I have had four "gardeners" since I moved into this house nine years ago. The first, Rob, turned out to be a psychopath, but he was the best gardener. Very rough, and as I said, totally psycho, but he knew his plants. And he kept the weeds under control. The second, whose name escapes me, had graduated from horticulture college so I figured he was worth the extra money he charged. WRONG! For he did not deign to weed my borders, trim my shrubs, and mow my lawn. That he left for his hired hand, the moronic alcoholic, to do. And my bulbs and annuals were savagely dug up. The third gardener, Colin, was in the process of attending horticulture college. He was an amiable bloke just out of the army who got me into composting. But he hadn't learned how to tell a weed from a plant yet, and he ripped out some ferns I had planted. The fourth gardener was hired for the purpose of keeping the garden looking lovely while the house was on the market. Jerry, who we knew from our pub-crawling days BC, had been our gardener for a time at our last house while I was pregnant. Jerry could make the grass grow green and tall, when he showed up. Which was becoming more and more infrequent. Remember, we met him at the pub. I think that's a very big clue about Jerry. He last came in early December, promising to remove a tree limb later that week. He left his ladder and harness. The January storm destroyed the tree, but we held onto the ladder and harness. Till March, when Jerry remembered where he'd left them and called to collect them one day as I was going out with the children. He offered to take down the tree limb, but I informed him the storm had done the job for him.

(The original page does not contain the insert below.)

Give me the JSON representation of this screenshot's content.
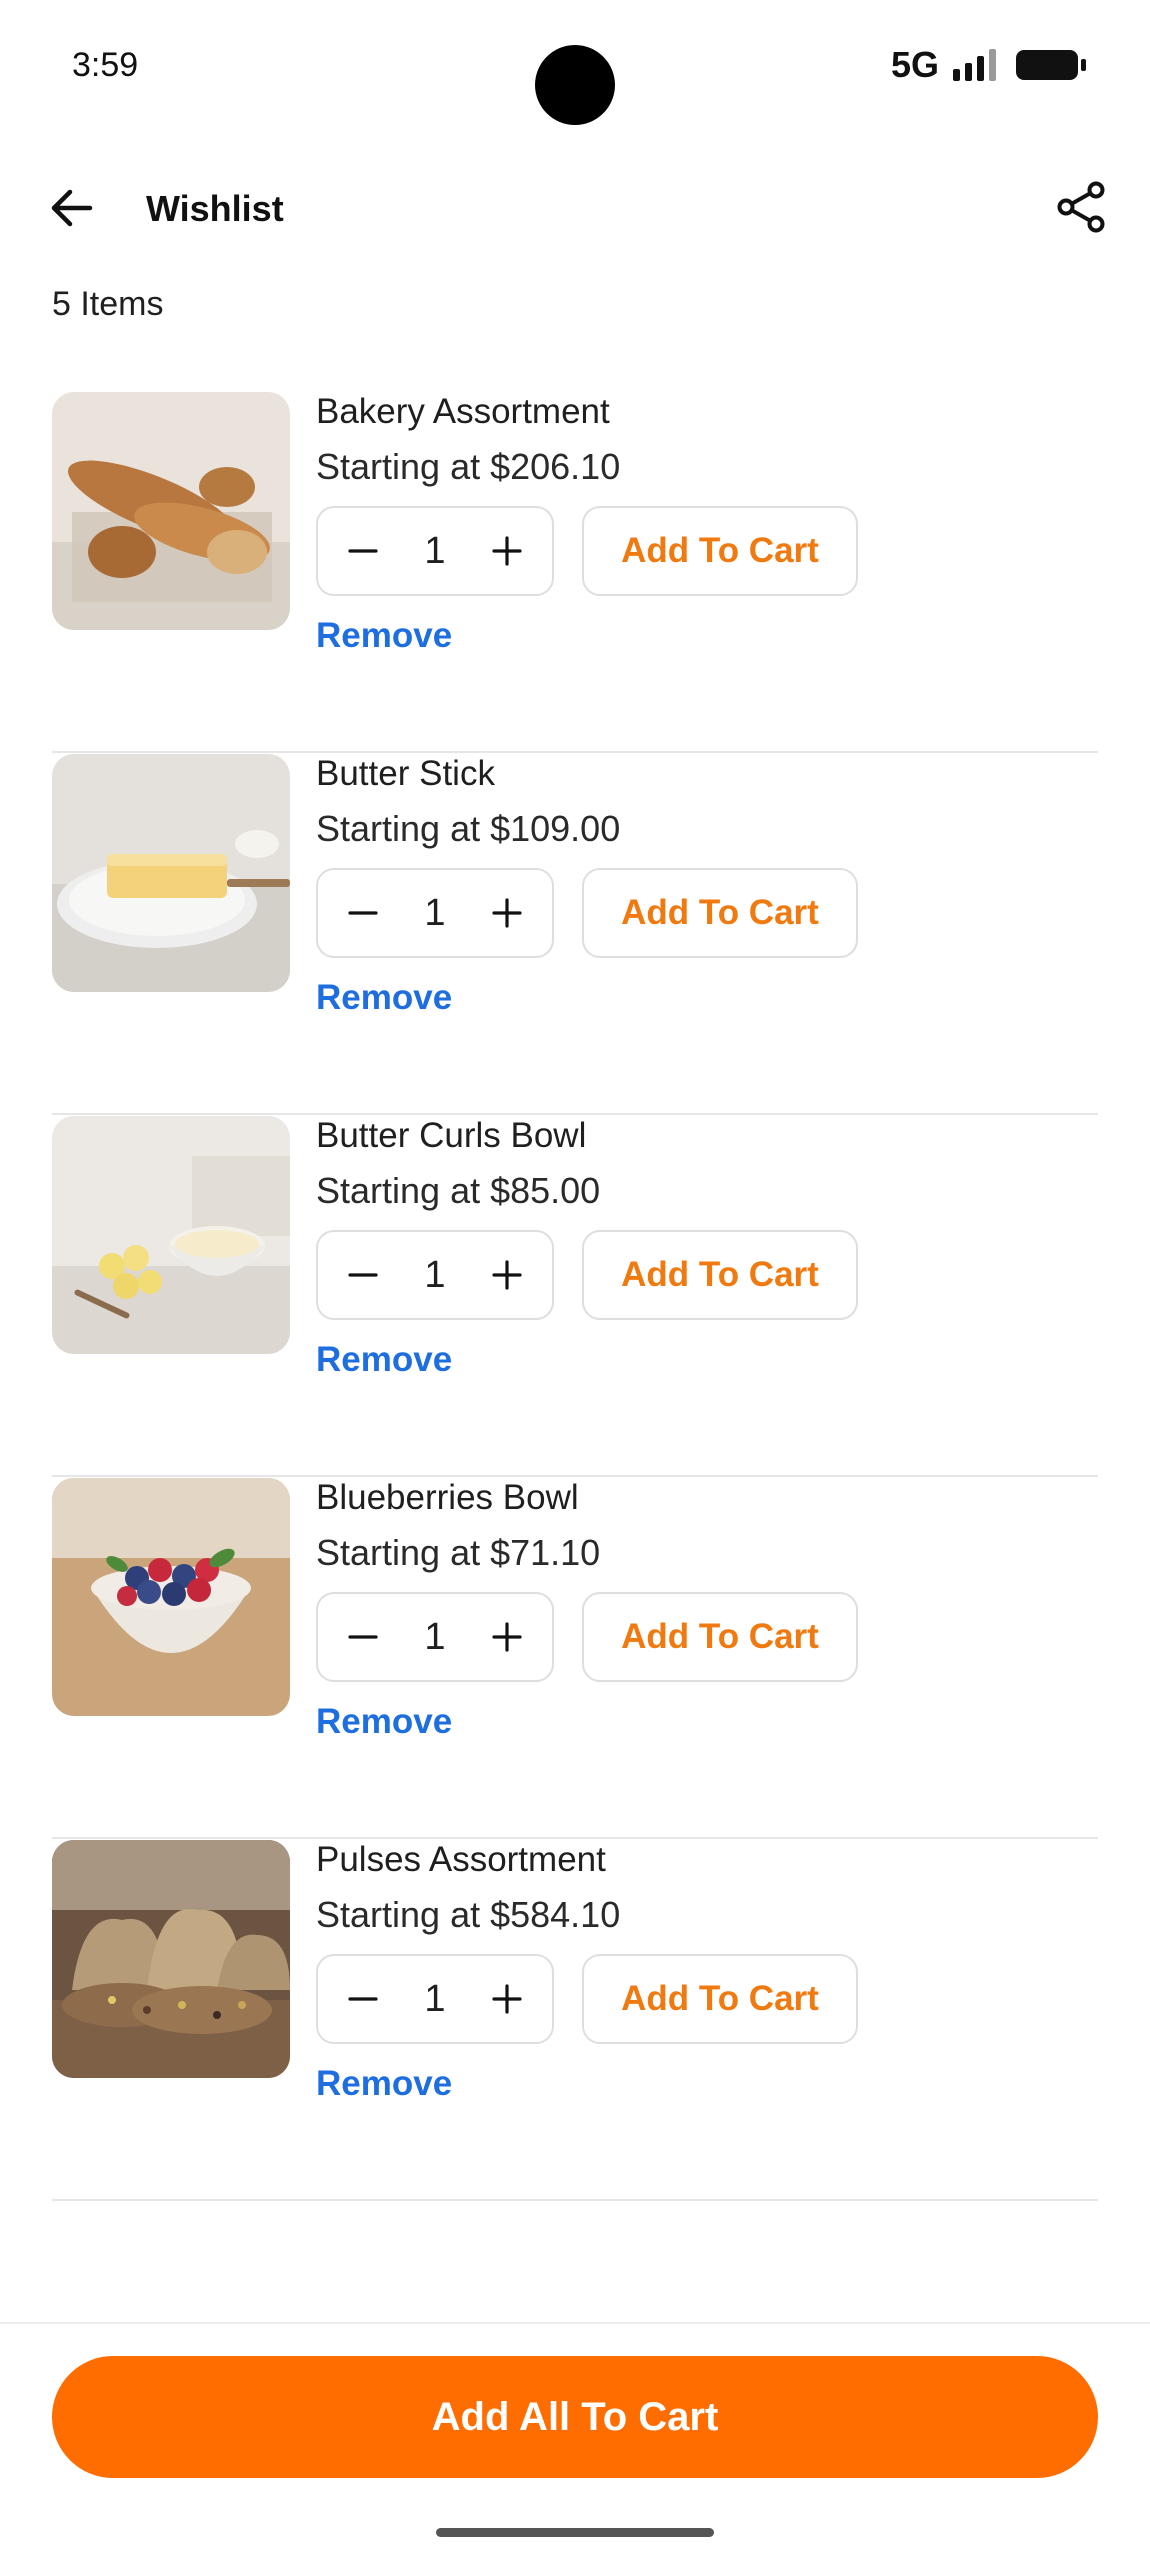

In between each of these men (and not one like Mellors out of Lady Chatterley's Lover, but he was a gamekeeper anyway, wasn't he?) I have taken on the gardening chores. I have attended the odd gardening courses to try to learn a bit more. I enjoy gardening and possibly could do it full time except for the weather and my bad back. But maybe I should go to horticulture college. After all, if they could do it, why can't I? But I need to take some painkillers right now. My back and shoulders are killing me.